Joe Lauzon’s career in the UFC can be summarized by one word: inconsistency. The Massachusetts native has had a penchant for trading wins and losses without ever truly establishing any consistent run of dominance. The reasons for this lack of regularity are not because of an intrinsic absence of ability within him. Rather, the perennially stacked Lightweight division has given him no shortage of incredibly tough challenges. The makeup of 155 lbs is the reason, above all others, why Lauzon and others find it so hard to make significant strides.
It may come as a shock to many that “J-Lau” does not currently occupy the ranks of the top 15 at Lightweight. Those who are shocked by that fact are clearly unaware of the gross ineptitude of the UFC’s ranking system. Nevertheless, when looking through those rankings one cannot make a real iron-clad case for the removal of any one fighter in place of Lauzon – only the inactive Al Iaquinta and now Welterweight Donald Cerrone really stand out. Still though, when you appreciate that names like Jim Miller, Will Brooks, Joe Duffy, and many more also don’t grace that esteemed hierarchy it makes sense that Lauzon too is not among them.
The fact that you have so many elite athletes outside of a division’s top 15 is proof of the level of competition your average UFC lightweight must face. In the past 4 years, Lauzon has lost 6 fights, 3 of which were to current top 15 fighters, 1 of which was to Former Champion Anthony Pettis, and the remaining 2 were to Jim Miller who has historically been a top 15 fighter. It should also be noted that Lauzon’s last loss to Miller was a controversial split-decision.
“J-Lau’s” recent record tells us a number of things. First: he only losses to the absolute elite at Lightweight. Second: he also often beats top Lightweight talent– see his wins over Michael Chiesa, Jamie Varner, and Diego Sanchez. I think it’s fair to say that Lauzon has not been preforming to the best of his ability as of late. His lack of victories over big-name fighters has lead many to wonder whether or not he has the ability to do so.
The 15-time Fight Night Bonus Winner has gained a cult following for his fan-friendly game. While Lauzon has not been submitted in seven years his ever improving stand-up has lead to a series knockout losses. However, in his upcoming fight, the Bridgewater resident faces a complimentary challenge in leg-lock specialist Marcin Held.
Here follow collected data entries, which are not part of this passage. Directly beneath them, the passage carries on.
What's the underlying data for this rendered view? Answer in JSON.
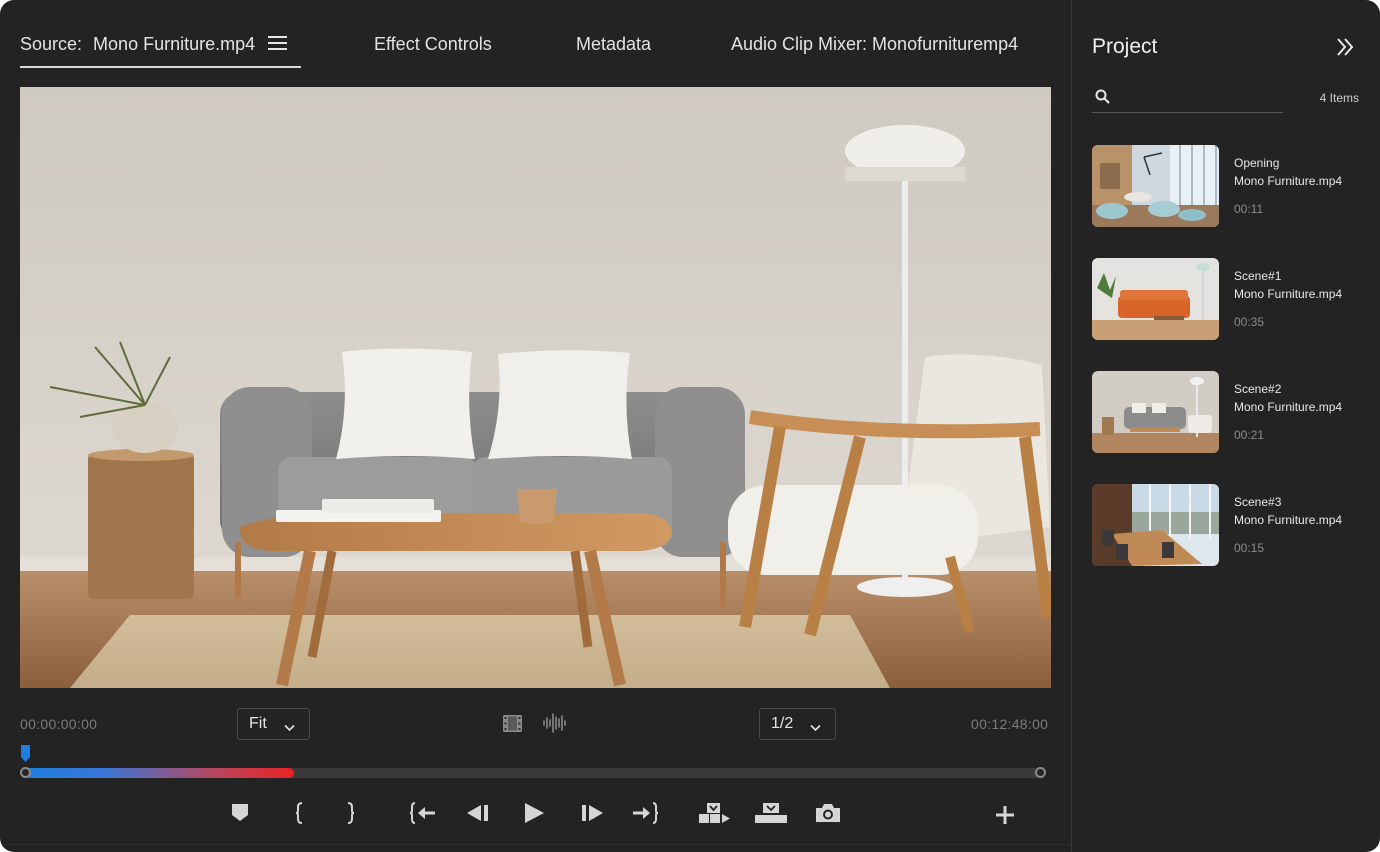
{
  "tabs": {
    "source_prefix": "Source:",
    "source_file": "Mono Furniture.mp4",
    "effect_controls": "Effect Controls",
    "metadata": "Metadata",
    "audio_mixer": "Audio Clip Mixer: Monofurnituremp4"
  },
  "transport": {
    "current_time": "00:00:00:00",
    "duration": "00:12:48:00",
    "zoom": "Fit",
    "resolution": "1/2",
    "progress": 0.265,
    "controls": [
      "marker-icon",
      "mark-in-icon",
      "mark-out-icon",
      "go-to-in-icon",
      "step-back-icon",
      "play-icon",
      "step-forward-icon",
      "go-to-out-icon",
      "insert-icon",
      "overwrite-icon",
      "camera-icon",
      "plus-icon"
    ]
  },
  "colors": {
    "background": "#232323",
    "accent_blue": "#1e7fe0",
    "accent_red": "#ea2324"
  },
  "project": {
    "title": "Project",
    "search_placeholder": "",
    "item_count": "4 Items",
    "items": [
      {
        "name": "Opening",
        "file": "Mono Furniture.mp4",
        "duration": "00:11"
      },
      {
        "name": "Scene#1",
        "file": "Mono Furniture.mp4",
        "duration": "00:35"
      },
      {
        "name": "Scene#2",
        "file": "Mono Furniture.mp4",
        "duration": "00:21"
      },
      {
        "name": "Scene#3",
        "file": "Mono Furniture.mp4",
        "duration": "00:15"
      }
    ]
  }
}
While, Held is by no means Lightweight elite he does have an exemplary record in MMA and a series of impressive accomplishments in the world of Gi and No-Gi Jiu-Jitsu.
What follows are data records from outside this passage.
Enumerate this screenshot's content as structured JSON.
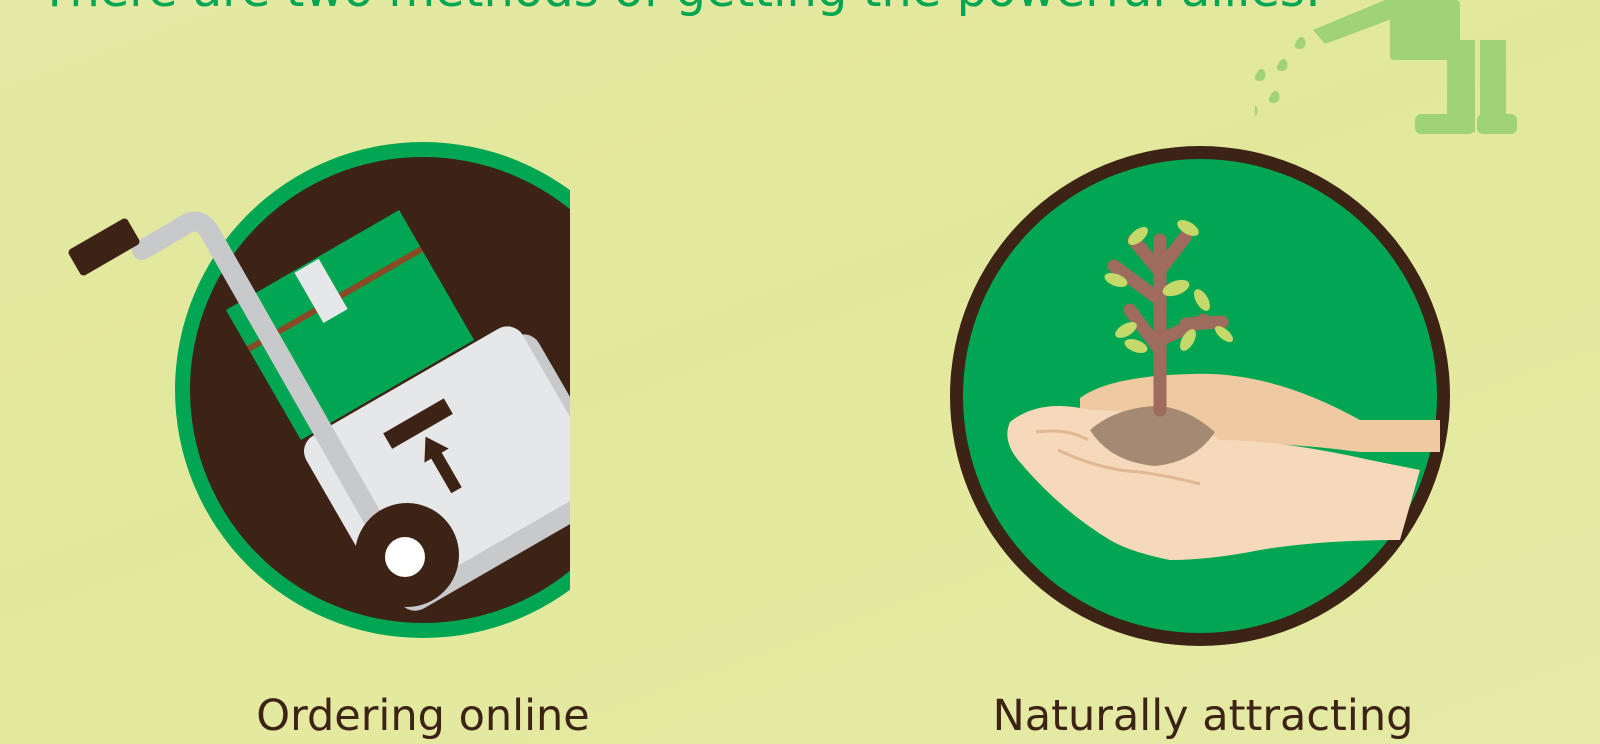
{
  "header": {
    "headline": "There are two methods of getting the powerful allies:"
  },
  "methods": [
    {
      "label": "Ordering online",
      "icon": "hand-truck-with-boxes-icon"
    },
    {
      "label": "Naturally attracting",
      "icon": "hands-holding-sapling-icon"
    }
  ],
  "colors": {
    "background": "#e3e99f",
    "brand_green": "#00a651",
    "dark_brown": "#3d2216",
    "decor_green": "#a0d27a"
  }
}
A win over Held will not pay immediate dividends for “J-Lau”. It will not prove he can beat the elite of the elite nor will it showcase his ability to be consistent. What a win will do though is act as a platform on which he can begin to prove those doubts about him wrong. A win over an extremely dangerous opponent can lead to a snowball effect whereby, should he continue to win, Lauzon can prove his worth at 155 lbs.
The ability to go on any kind of win-streak at Lightweight has been highly understated. Only a few fighters have accomplished such feats e.g. Tony Ferguson, Donald Cerrone, Khabib Nurmagomedov. Is it any wonder then, that even the toughest men at 155 lbs find themselves outside the top 15 and unable to string together a couple of wins?
Lightweight is often billed as the most talented and ruthless division in all of MMA – and rightly so. But if Lauzon wants anything more than a cult following or the record for most Fight Night Bonuses he needs to upset his current predilection. That revolution begins on Sunday, January 15th in Phoenix, Arizona.